The quiet people,
The old church steeple;
The sandy reaches
Of wreck-strewn beaches—"

"Who made that up?" said Sammy suspiciously.

"I did," Beth answered offhand. "At least I didn't make it up, it just came to me. When I make it up it'll most likely be quite different. It's like the stuff for a dress, you know, when you buy it. You get it made up, and it's the same stuff, and it's quite different, too, in a way. You've got it put into shape, and it's good for something."

"I don't believe you made it up," said Sammy doggedly. "You're stuffing me, Beth. You're always trying to stuff me."

Beth, still leaning against the door-post, clasped her hands behind her head and looked up at the sky. "Things keep coming to me faster than I can say them to-night," she proceeded, paying no heed to his remark; "not things about you, though, because nothing goes with Sammy but jammy, clammy, mammy, and those aren't nice.
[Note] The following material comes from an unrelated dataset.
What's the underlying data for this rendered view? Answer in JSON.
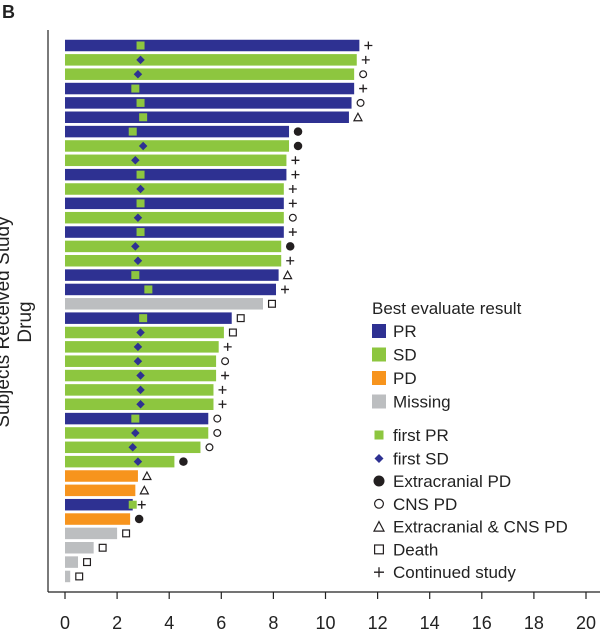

I want things to come about you, but they won't. I tried last night in bed, and what do you think came again and again?

Yes, yes, that was his cry,
While the great clouds went sailing by;
Flashes of crimson on colder sky;
Like the thoughts of a summer's day,
Colour'd by love in a life which else were grey.

But that isn't you, you know, Sammy. Then when I stopped trying for something about you, there came such a singing! What was it? It seems to have gone—and yet it's here, you know, it's all here," she insisted, with one hand on the top of her head, and the other on her chest, and her eyes straining; "and yet I can't get it."

"Beth, don't get on like that," Sammy remonstrated. "You make me feel all horrid."

"Make you feel," Beth cried in a deep voice, clenching her fists and shaking them at him, exasperated because the verses continued to elude her. "Don't you know what I'm here for? I'm here to make you feel. If you don't feel what I feel, then you shall feel horrid, if I have to kill you."

"Shut up!" said Sammy, beginning to be frightened. "I shall go away if you don't."